Why Should Healthcare Be Consumer-First?

Let’s zoom out for a moment and look at the landscape that’s facing our hospitals and health systems. Then let’s come back to the question that we are addressing a lot lately, “Why should healthcare be consumer-first?” Because before we ask How to build the Healthcare of Tomorrow, we need to understand Why it’s changing. Exploring what’s coming helps us address what’s right in front of us.
 
First, Hospitals and health systems are on an unsustainable trajectory, as they are now struggling under the weight of historic financial pressures and staffing shortages. According to Kaufman Hall, January was a challenging month for hospitals as they dealt with the omicron surge, leading to hospital margins being negative for the first time in 11 months. Their median operating margin index in January was -3.68 percent. As hospitals delayed nonurgent and outpatient care to manage the COVID-19 surge, providers saw a drop in outpatient volumes and revenue. But hospital expenses rose because of workforce shortages and supply chain issues. And we thought that a positive 1.5 to 2% was a challenge!
 
On top of that, Beckers just reported that 892 hospitals, or more than 40 percent of rural hospitals in the US — are either at immediate or high risk of closure. These hospitals either have lower financial reserves or high dependence on nonpatient service revenues such as local taxes or state subsidies, according to a report from the Center for Healthcare Quality and Payment Reform.
 
To compound everything is the elephant in the room: histotric staffing shortages. According to the Bureau of Labor Statistics and other sources, 524,000 healthcare workers have left their jobs since the start of the pandemic. This doesn’t show any signs of changing direction anytime soon.
 
Second, Consumers have more choices that offer a higher level of convenience and a better care experience. These days, it seems like we can get everything delivered to our door, or picked up curbside, so why does healthcare often still feel inconvenient at best, and downright scary at worst? According to a study conducted by Prophet, 81 percent of consumers are dissatisfied with their healthcare experiences. Hospital leaders loathe comparisons to retail brands like Walmart, Walgreens, Amazon, CVS, Best Buy, and Dollar General. And admiitedly, Many of us refer to them as Disruptors, despite the fact that their “1.0” attempts at retail health haven’t all been homeruns. It’s easy to be dismissive of Big Retail because we don’t associate their brands with medical expertise.
 
But medicine wasn’t built around a pleasant consumer experince. And I’m not sure how wise it is to underestimate these Disruptors when they have the capital to create the convenient, connected, personalized experience that health systems have been talking about for a long time — without a whole lot of progress . Plus these retail brands don’t have the technical debt that’s preventing them from scaling these efforts.
 
Third, and we should probably be talking about this more often — More Americans are enrolling in high-deductible health plans, creating a cash economy for healthcare services.

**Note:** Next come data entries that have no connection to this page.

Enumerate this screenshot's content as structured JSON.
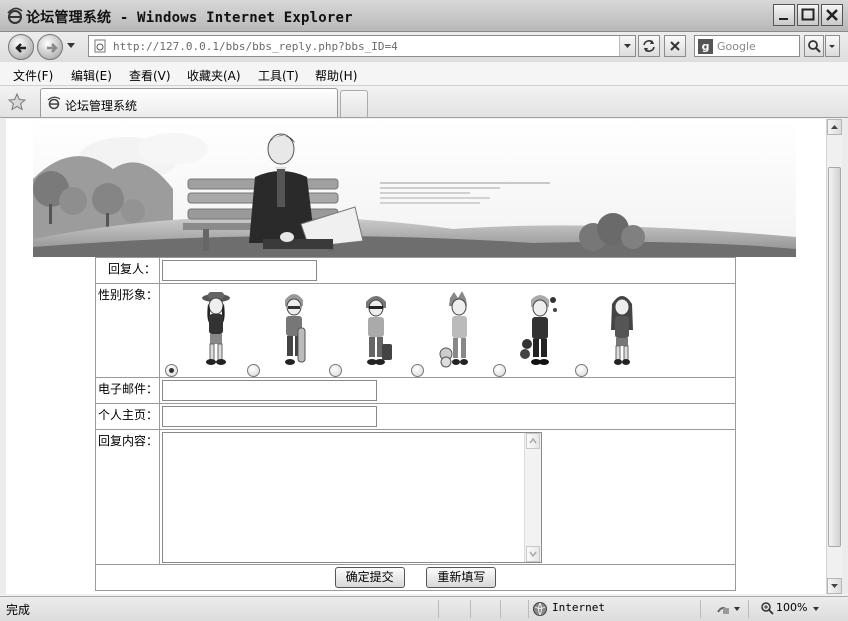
{
  "window": {
    "title": "论坛管理系统 - Windows Internet Explorer"
  },
  "address_bar": {
    "url": "http://127.0.0.1/bbs/bbs_reply.php?bbs_ID=4",
    "search_placeholder": "Google"
  },
  "menu": {
    "items": [
      {
        "label": "文件(F)"
      },
      {
        "label": "编辑(E)"
      },
      {
        "label": "查看(V)"
      },
      {
        "label": "收藏夹(A)"
      },
      {
        "label": "工具(T)"
      },
      {
        "label": "帮助(H)"
      }
    ]
  },
  "tab": {
    "label": "论坛管理系统"
  },
  "form": {
    "replier_label": "回复人：",
    "replier_value": "",
    "avatar_label": "性别形象：",
    "avatars": [
      {
        "name": "girl-hat",
        "selected": true
      },
      {
        "name": "boy-skateboard",
        "selected": false
      },
      {
        "name": "boy-bag",
        "selected": false
      },
      {
        "name": "boy-pet",
        "selected": false
      },
      {
        "name": "boy-roses",
        "selected": false
      },
      {
        "name": "girl-longhair",
        "selected": false
      }
    ],
    "email_label": "电子邮件：",
    "email_value": "",
    "homepage_label": "个人主页：",
    "homepage_value": "",
    "content_label": "回复内容：",
    "content_value": "",
    "submit_label": "确定提交",
    "reset_label": "重新填写"
  },
  "status_bar": {
    "status": "完成",
    "zone": "Internet",
    "zoom": "100%"
  }
}
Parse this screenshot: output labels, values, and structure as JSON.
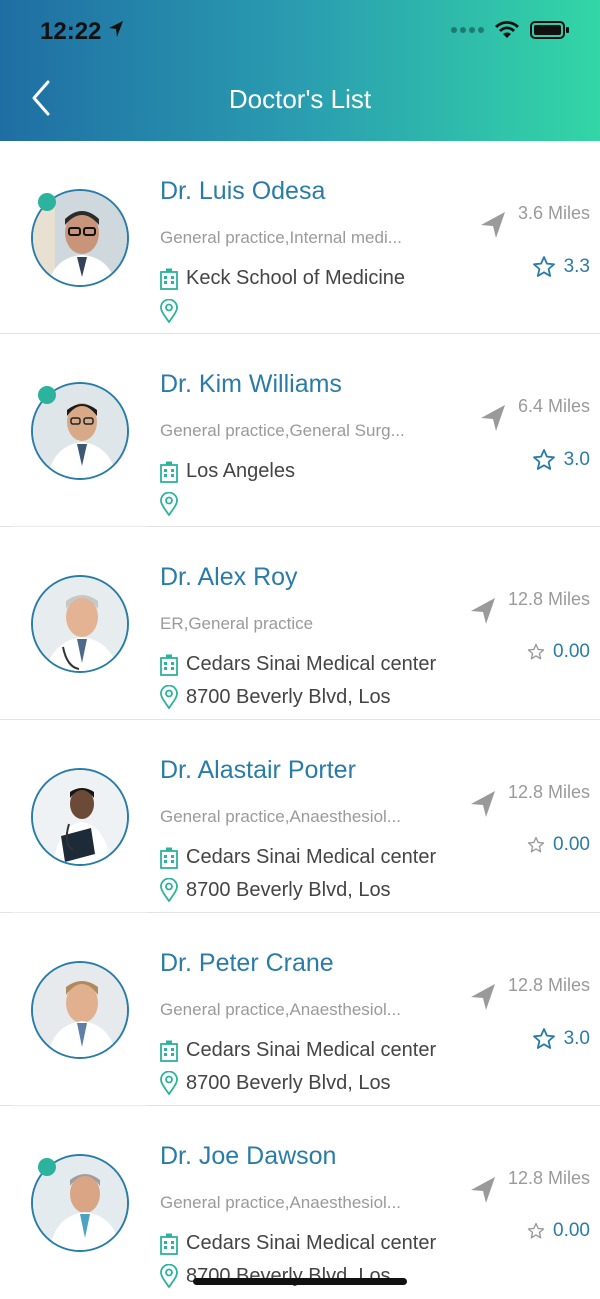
{
  "status_bar": {
    "time": "12:22"
  },
  "header": {
    "title": "Doctor's List"
  },
  "doctors": [
    {
      "name": "Dr. Luis Odesa",
      "specialty": "General practice,Internal medi...",
      "hospital": "Keck School of Medicine",
      "address": "",
      "distance": "3.6 Miles",
      "rating": "3.3",
      "online": true,
      "rated": true
    },
    {
      "name": "Dr. Kim Williams",
      "specialty": "General practice,General Surg...",
      "hospital": "Los Angeles",
      "address": "",
      "distance": "6.4 Miles",
      "rating": "3.0",
      "online": true,
      "rated": true
    },
    {
      "name": "Dr. Alex Roy",
      "specialty": "ER,General practice",
      "hospital": "Cedars Sinai Medical center",
      "address": "8700 Beverly Blvd, Los",
      "distance": "12.8 Miles",
      "rating": "0.00",
      "online": false,
      "rated": false
    },
    {
      "name": "Dr. Alastair Porter",
      "specialty": "General practice,Anaesthesiol...",
      "hospital": "Cedars Sinai Medical center",
      "address": "8700 Beverly Blvd, Los",
      "distance": "12.8 Miles",
      "rating": "0.00",
      "online": false,
      "rated": false
    },
    {
      "name": "Dr. Peter Crane",
      "specialty": "General practice,Anaesthesiol...",
      "hospital": "Cedars Sinai Medical center",
      "address": "8700 Beverly Blvd, Los",
      "distance": "12.8 Miles",
      "rating": "3.0",
      "online": false,
      "rated": true
    },
    {
      "name": "Dr. Joe Dawson",
      "specialty": "General practice,Anaesthesiol...",
      "hospital": "Cedars Sinai Medical center",
      "address": "8700 Beverly Blvd, Los",
      "distance": "12.8 Miles",
      "rating": "0.00",
      "online": true,
      "rated": false
    }
  ],
  "colors": {
    "accent": "#2a7ca8",
    "online": "#2bb39d",
    "muted": "#9a9a9a"
  }
}
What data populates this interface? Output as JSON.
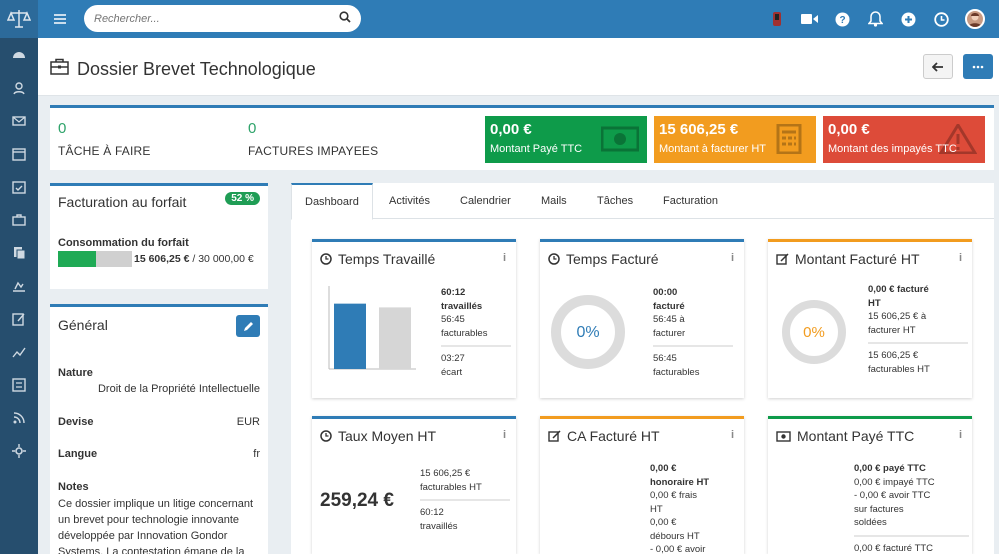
{
  "search": {
    "placeholder": "Rechercher..."
  },
  "page": {
    "title": "Dossier Brevet Technologique"
  },
  "stats": {
    "taches_count": "0",
    "taches_label": "TÂCHE À FAIRE",
    "factures_count": "0",
    "factures_label": "FACTURES IMPAYEES"
  },
  "kpis": [
    {
      "value": "0,00 €",
      "label": "Montant Payé TTC",
      "color": "#0e9b4a",
      "icon": "money-icon"
    },
    {
      "value": "15 606,25 €",
      "label": "Montant à facturer HT",
      "color": "#f29c1f",
      "icon": "calculator-icon"
    },
    {
      "value": "0,00 €",
      "label": "Montant des impayés TTC",
      "color": "#dd4b39",
      "icon": "warning-icon"
    }
  ],
  "forfait": {
    "title": "Facturation au forfait",
    "badge": "52 %",
    "label": "Consommation du forfait",
    "amount": "15 606,25 €",
    "total": " / 30 000,00 €",
    "progress": 0.52
  },
  "general": {
    "title": "Général",
    "nature_label": "Nature",
    "nature_value": "Droit de la Propriété Intellectuelle",
    "devise_label": "Devise",
    "devise_value": "EUR",
    "langue_label": "Langue",
    "langue_value": "fr",
    "notes_label": "Notes",
    "notes_text": "Ce dossier implique un litige concernant un brevet pour technologie innovante développée par Innovation Gondor Systems. La contestation émane de la"
  },
  "tabs": [
    "Dashboard",
    "Activités",
    "Calendrier",
    "Mails",
    "Tâches",
    "Facturation"
  ],
  "cards": {
    "temps_travaille": {
      "title": "Temps Travaillé",
      "l1": "60:12",
      "l2": "travaillés",
      "l3": "56:45",
      "l4": "facturables",
      "l5": "03:27",
      "l6": "écart"
    },
    "temps_facture": {
      "title": "Temps Facturé",
      "pct": "0%",
      "l1": "00:00",
      "l2": "facturé",
      "l3": "56:45 à",
      "l4": "facturer",
      "l5": "56:45",
      "l6": "facturables"
    },
    "montant_facture": {
      "title": "Montant Facturé HT",
      "pct": "0%",
      "l1": "0,00 € facturé",
      "l2": "HT",
      "l3": "15 606,25 € à",
      "l4": "facturer HT",
      "l5": "15 606,25 €",
      "l6": "facturables HT"
    },
    "taux_moyen": {
      "title": "Taux Moyen HT",
      "big": "259,24 €",
      "l1": "15 606,25 €",
      "l2": "facturables HT",
      "l3": "60:12",
      "l4": "travaillés"
    },
    "ca_facture": {
      "title": "CA Facturé HT",
      "l1": "0,00 €",
      "l2": "honoraire HT",
      "l3": "0,00 € frais",
      "l4": "HT",
      "l5": "0,00 €",
      "l6": "débours HT",
      "l7": "- 0,00 € avoir"
    },
    "montant_paye": {
      "title": "Montant Payé TTC",
      "l1": "0,00 € payé TTC",
      "l2": "0,00 € impayé TTC",
      "l3": "- 0,00 € avoir TTC",
      "l4": "sur factures",
      "l5": "soldées",
      "l6": "0,00 € facturé TTC"
    }
  },
  "chart_data": {
    "type": "bar",
    "categories": [
      "travaillés",
      "facturables"
    ],
    "values": [
      60.2,
      56.75
    ],
    "ylim": [
      0,
      70
    ]
  },
  "colors": {
    "primary": "#2f7cb6",
    "green": "#0e9b4a",
    "orange": "#f29c1f",
    "red": "#dd4b39",
    "bar_blue": "#2f7cb6",
    "bar_grey": "#d6d6d6"
  }
}
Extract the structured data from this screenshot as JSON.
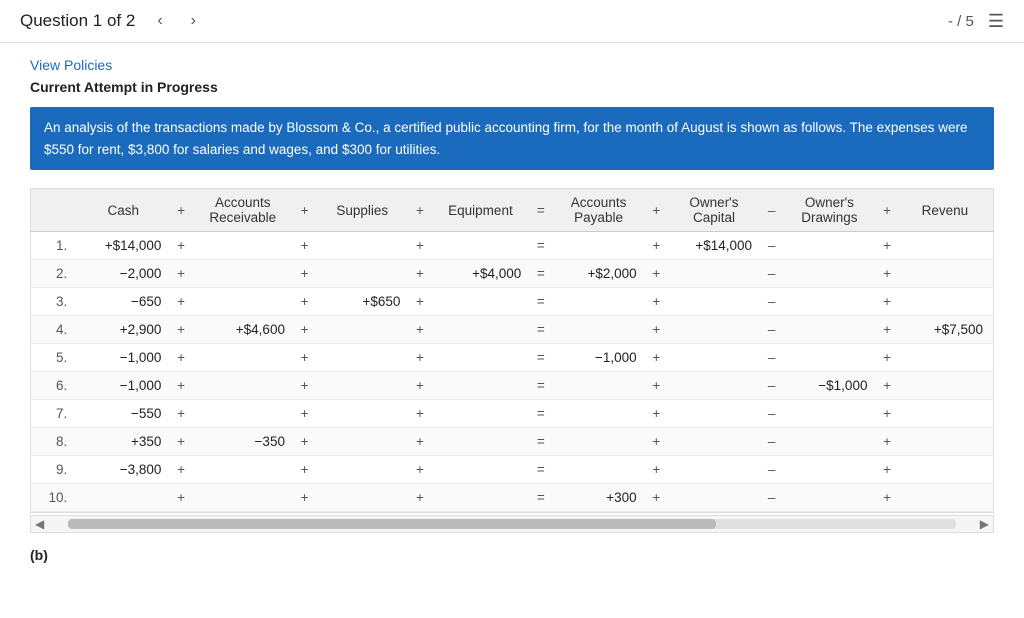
{
  "header": {
    "question_label": "Question 1 of 2",
    "prev_arrow": "‹",
    "next_arrow": "›",
    "score": "- / 5",
    "list_icon": "☰"
  },
  "links": {
    "view_policies": "View Policies"
  },
  "section": {
    "current_attempt": "Current Attempt in Progress",
    "description": "An analysis of the transactions made by Blossom & Co., a certified public accounting firm, for the month of August is shown as follows. The expenses were $550 for rent, $3,800 for salaries and wages, and $300 for utilities."
  },
  "table": {
    "columns": [
      {
        "label": "",
        "key": "num"
      },
      {
        "label": "Cash",
        "key": "cash"
      },
      {
        "label": "+",
        "key": "op1",
        "type": "op"
      },
      {
        "label": "Accounts\nReceivable",
        "key": "ar"
      },
      {
        "label": "+",
        "key": "op2",
        "type": "op"
      },
      {
        "label": "Supplies",
        "key": "supplies"
      },
      {
        "label": "+",
        "key": "op3",
        "type": "op"
      },
      {
        "label": "Equipment",
        "key": "equipment"
      },
      {
        "label": "=",
        "key": "op4",
        "type": "op"
      },
      {
        "label": "Accounts\nPayable",
        "key": "ap"
      },
      {
        "label": "+",
        "key": "op5",
        "type": "op"
      },
      {
        "label": "Owner's\nCapital",
        "key": "oc"
      },
      {
        "label": "–",
        "key": "op6",
        "type": "op"
      },
      {
        "label": "Owner's\nDrawings",
        "key": "od"
      },
      {
        "label": "+",
        "key": "op7",
        "type": "op"
      },
      {
        "label": "Revenue",
        "key": "revenue"
      }
    ],
    "rows": [
      {
        "num": "1.",
        "cash": "+$14,000",
        "ar": "",
        "supplies": "",
        "equipment": "",
        "ap": "",
        "oc": "+$14,000",
        "od": "",
        "revenue": ""
      },
      {
        "num": "2.",
        "cash": "−2,000",
        "ar": "",
        "supplies": "",
        "equipment": "+$4,000",
        "ap": "+$2,000",
        "oc": "",
        "od": "",
        "revenue": ""
      },
      {
        "num": "3.",
        "cash": "−650",
        "ar": "",
        "supplies": "+$650",
        "equipment": "",
        "ap": "",
        "oc": "",
        "od": "",
        "revenue": ""
      },
      {
        "num": "4.",
        "cash": "+2,900",
        "ar": "+$4,600",
        "supplies": "",
        "equipment": "",
        "ap": "",
        "oc": "",
        "od": "",
        "revenue": "+$7,500"
      },
      {
        "num": "5.",
        "cash": "−1,000",
        "ar": "",
        "supplies": "",
        "equipment": "",
        "ap": "−1,000",
        "oc": "",
        "od": "",
        "revenue": ""
      },
      {
        "num": "6.",
        "cash": "−1,000",
        "ar": "",
        "supplies": "",
        "equipment": "",
        "ap": "",
        "oc": "",
        "od": "−$1,000",
        "revenue": ""
      },
      {
        "num": "7.",
        "cash": "−550",
        "ar": "",
        "supplies": "",
        "equipment": "",
        "ap": "",
        "oc": "",
        "od": "",
        "revenue": ""
      },
      {
        "num": "8.",
        "cash": "+350",
        "ar": "−350",
        "supplies": "",
        "equipment": "",
        "ap": "",
        "oc": "",
        "od": "",
        "revenue": ""
      },
      {
        "num": "9.",
        "cash": "−3,800",
        "ar": "",
        "supplies": "",
        "equipment": "",
        "ap": "",
        "oc": "",
        "od": "",
        "revenue": ""
      },
      {
        "num": "10.",
        "cash": "",
        "ar": "",
        "supplies": "",
        "equipment": "",
        "ap": "+300",
        "oc": "",
        "od": "",
        "revenue": ""
      }
    ]
  },
  "footer": {
    "label": "(b)"
  }
}
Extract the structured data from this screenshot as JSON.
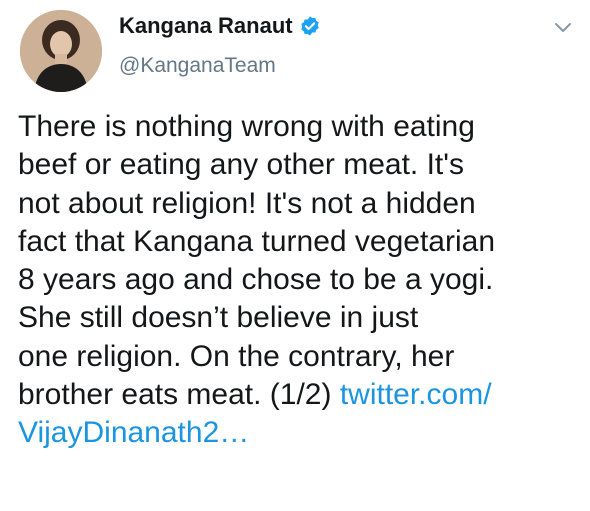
{
  "author": {
    "display_name": "Kangana Ranaut",
    "handle": "@KanganaTeam",
    "verified_icon": "verified-badge-icon",
    "avatar_icon": "profile-photo"
  },
  "menu": {
    "icon": "chevron-down-icon"
  },
  "tweet": {
    "lines": [
      "There is nothing wrong with eating",
      "beef or eating any other meat. It's",
      "not about religion! It's not a hidden",
      "fact that Kangana turned vegetarian",
      "8 years ago and chose to be a yogi.",
      "She still doesn’t believe in just",
      "one religion. On the contrary, her",
      "brother eats meat. (1/2)"
    ],
    "link_part1": "twitter.com/",
    "link_part2": "VijayDinanath2…"
  },
  "colors": {
    "text": "#14171a",
    "secondary": "#657786",
    "link": "#1b95e0",
    "verified": "#1da1f2",
    "background": "#ffffff"
  }
}
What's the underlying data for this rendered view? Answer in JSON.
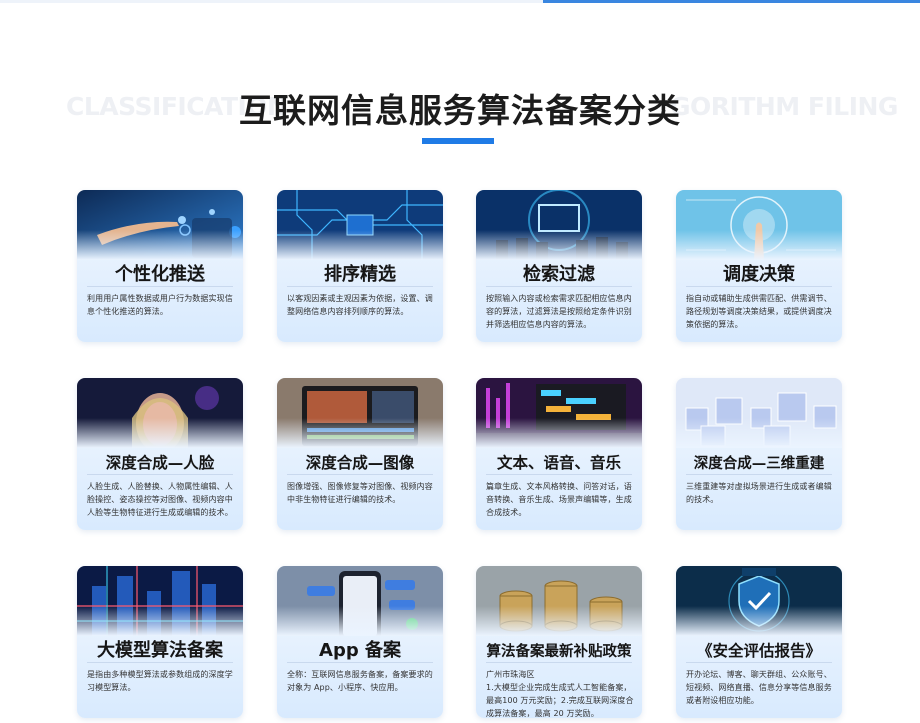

According to Lending Tree (Value Penguin), 52.9% of American private-sector workers were enrolled in high-deductible health plans in 2020, up from 39.4% in 2015. High deductible plans give consumers an incentive to be more selective.
 
So, what’s the big picture? We are looking at a future that is not as hospital-centric, whether it’s two years, 10  years, or 20 years in the future, that’s the trajectory. The thing is, I think that can be a win for everybody. When consumers win, it doesn’t mean that providers or hospitals have to lose. We can all benefit from a different, digitally enabled, higher service level version of healthcare. When primary care gets slowly carved off to retailers and disruptors, that doesn’t mean that referral pathways will die off. It simply means that marketers get to be more creative and use the tools and data at their disposal to better understand and engage with consumers. I also predict that this combination of factors will lead human-centered design to come to the mainstream of healthcare strategy, rather than living in innovation labs and committees.
 
Let’s keep our eye on the big picture when we answer the question of Why healthcare should be consumer first. That’s another way that we’ll build the Healthcare of Tomorrow.